30 June 2013


CANADIAN SATELLITE SERVES ABOVE AND BEYOND


Canada’s first space telescope plays its cosmic game in overtime



Canadians are known for overcoming harsh weather conditions and extreme environments. Canada’s first space telescope is marking a decade working under the extreme environment of Earth orbit, and it’s still going strong.  


Launched on 30 June 2003, the suitcase-sized satellite is called MOST, for Microvariability and Oscillations of STars (the types of phenomena it studies). Intended to be a one-year mission to observe a total of ten stars, MOST is about to celebrate its tenth birthday in space, having collected ultra-precise data on over 5000 stars.


“We originally nicknamed it the ‘Humble Space Telescope,’” jokes MOST Mission Scientist and University of British Columbia astrophysicist Jaymie Matthews, “but we should really call it ‘The Little Telescope That Could.’”


MOST’s marathon might be thought of as a relay race, where the first team member was Canada’s first satellite, Alouette 1. Launched in September 1962, Alouette was expected to last a year, but operated for ten, collecting over a million images of the Earth’s ionosphere. “At the time, satellite batteries had a rated lifetime of about a year in space,” notes Matthews. “Alouette’s batteries would have made the Energizer Bunny jealous.”  
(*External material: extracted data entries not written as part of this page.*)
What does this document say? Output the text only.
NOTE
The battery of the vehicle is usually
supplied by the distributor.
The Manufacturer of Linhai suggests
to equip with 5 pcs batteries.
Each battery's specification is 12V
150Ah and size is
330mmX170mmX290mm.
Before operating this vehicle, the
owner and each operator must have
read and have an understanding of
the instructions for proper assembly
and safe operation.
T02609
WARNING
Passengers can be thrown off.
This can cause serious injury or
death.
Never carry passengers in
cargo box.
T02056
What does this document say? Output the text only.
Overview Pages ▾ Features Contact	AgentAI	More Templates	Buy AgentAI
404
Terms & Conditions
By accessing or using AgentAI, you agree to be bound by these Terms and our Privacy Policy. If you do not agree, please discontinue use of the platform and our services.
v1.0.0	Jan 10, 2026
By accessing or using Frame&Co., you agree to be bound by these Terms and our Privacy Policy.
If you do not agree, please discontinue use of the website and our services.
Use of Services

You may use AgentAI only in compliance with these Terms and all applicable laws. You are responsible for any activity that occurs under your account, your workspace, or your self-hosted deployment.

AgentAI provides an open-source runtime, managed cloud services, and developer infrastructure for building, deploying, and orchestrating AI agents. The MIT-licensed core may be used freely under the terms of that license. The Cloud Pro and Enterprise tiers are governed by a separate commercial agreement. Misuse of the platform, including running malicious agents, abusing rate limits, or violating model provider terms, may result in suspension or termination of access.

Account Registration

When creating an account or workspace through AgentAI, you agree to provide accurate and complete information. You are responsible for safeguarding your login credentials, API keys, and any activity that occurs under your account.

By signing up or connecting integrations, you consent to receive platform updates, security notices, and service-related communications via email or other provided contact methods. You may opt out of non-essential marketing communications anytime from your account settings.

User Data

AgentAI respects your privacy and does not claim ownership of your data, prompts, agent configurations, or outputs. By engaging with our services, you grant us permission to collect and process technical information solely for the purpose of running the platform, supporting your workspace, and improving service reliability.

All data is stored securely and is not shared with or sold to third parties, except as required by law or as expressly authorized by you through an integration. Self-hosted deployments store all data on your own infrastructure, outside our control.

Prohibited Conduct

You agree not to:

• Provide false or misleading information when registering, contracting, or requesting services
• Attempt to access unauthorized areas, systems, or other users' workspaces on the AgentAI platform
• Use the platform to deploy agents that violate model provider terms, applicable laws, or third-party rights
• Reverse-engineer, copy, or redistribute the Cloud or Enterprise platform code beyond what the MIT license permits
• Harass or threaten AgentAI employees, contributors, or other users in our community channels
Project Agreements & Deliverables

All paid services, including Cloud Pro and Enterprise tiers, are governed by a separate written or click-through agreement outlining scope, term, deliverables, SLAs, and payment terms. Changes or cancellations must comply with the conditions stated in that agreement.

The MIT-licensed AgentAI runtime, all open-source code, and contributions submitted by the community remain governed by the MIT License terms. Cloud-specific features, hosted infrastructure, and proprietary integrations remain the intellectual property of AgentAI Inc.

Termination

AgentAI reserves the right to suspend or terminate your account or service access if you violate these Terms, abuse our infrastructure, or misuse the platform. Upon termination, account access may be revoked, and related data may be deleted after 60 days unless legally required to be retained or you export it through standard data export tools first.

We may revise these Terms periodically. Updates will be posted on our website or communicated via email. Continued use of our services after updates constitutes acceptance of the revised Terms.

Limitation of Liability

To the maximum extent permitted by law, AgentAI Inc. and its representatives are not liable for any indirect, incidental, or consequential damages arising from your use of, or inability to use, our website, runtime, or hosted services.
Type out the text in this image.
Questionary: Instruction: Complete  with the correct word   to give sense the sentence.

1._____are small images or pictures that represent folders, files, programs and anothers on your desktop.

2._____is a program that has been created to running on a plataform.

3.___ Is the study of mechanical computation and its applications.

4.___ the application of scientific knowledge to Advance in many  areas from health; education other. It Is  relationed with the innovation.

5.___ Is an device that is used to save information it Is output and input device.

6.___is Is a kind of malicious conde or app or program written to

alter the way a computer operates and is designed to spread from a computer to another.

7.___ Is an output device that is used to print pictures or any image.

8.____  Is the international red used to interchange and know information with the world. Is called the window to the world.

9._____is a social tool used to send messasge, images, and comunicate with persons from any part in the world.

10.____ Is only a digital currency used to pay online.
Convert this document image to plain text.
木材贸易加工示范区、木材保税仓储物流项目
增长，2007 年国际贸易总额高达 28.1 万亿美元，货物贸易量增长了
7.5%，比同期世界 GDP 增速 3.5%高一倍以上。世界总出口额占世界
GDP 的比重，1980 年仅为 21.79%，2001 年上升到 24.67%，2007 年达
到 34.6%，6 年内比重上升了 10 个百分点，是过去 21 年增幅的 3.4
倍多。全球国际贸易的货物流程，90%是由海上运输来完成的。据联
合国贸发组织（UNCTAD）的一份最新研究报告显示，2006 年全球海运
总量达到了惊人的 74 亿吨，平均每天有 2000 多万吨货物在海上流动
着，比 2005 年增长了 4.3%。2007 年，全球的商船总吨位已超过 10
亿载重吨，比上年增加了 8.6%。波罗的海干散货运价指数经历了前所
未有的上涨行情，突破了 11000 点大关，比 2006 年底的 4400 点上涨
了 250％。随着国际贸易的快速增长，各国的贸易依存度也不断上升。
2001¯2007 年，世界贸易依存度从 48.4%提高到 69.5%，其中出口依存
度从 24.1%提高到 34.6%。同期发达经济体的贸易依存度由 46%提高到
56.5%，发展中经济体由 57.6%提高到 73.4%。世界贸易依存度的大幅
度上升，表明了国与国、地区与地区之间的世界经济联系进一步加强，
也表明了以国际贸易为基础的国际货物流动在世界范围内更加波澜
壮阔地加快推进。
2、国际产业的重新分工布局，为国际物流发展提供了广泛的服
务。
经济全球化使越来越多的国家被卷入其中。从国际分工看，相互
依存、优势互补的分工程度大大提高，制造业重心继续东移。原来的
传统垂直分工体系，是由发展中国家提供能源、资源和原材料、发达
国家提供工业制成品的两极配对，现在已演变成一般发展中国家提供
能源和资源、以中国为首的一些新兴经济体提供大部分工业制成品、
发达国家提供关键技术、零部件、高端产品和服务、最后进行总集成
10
MOST’s feat of parlaying one year into ten (and counting) has astronomers drawing comparisons to the IUE (International Ultraviolet Explorer) satellite.  IUE was planned to run for 3 years, but its mission lasted 18.  The Hubble Space Telescope has operated for 23 years, but that’s after five repair and servicing ‘house calls’ by space shuttle astronauts.


Prof. Matthews puts MOST’s endurance into a truly Canadian perspective. “Games during this year’s Stanley Cup playoffs have gone to multiple overtimes. MOST is about to enter its tenth period of overtime.” Continuing the hockey analogy, “MOST achieves goals rather than scoring them. But if it did score, it already has a ‘hat trick’: 1. Discoveries that are helping rewrite the textbooks. 2. Technology that’s spawned a new generation of Canadian satellites. 3. A training tool for students to become Canada’s next generation of virtual space explorers.”  Matthews adds, “And the game’s not over.”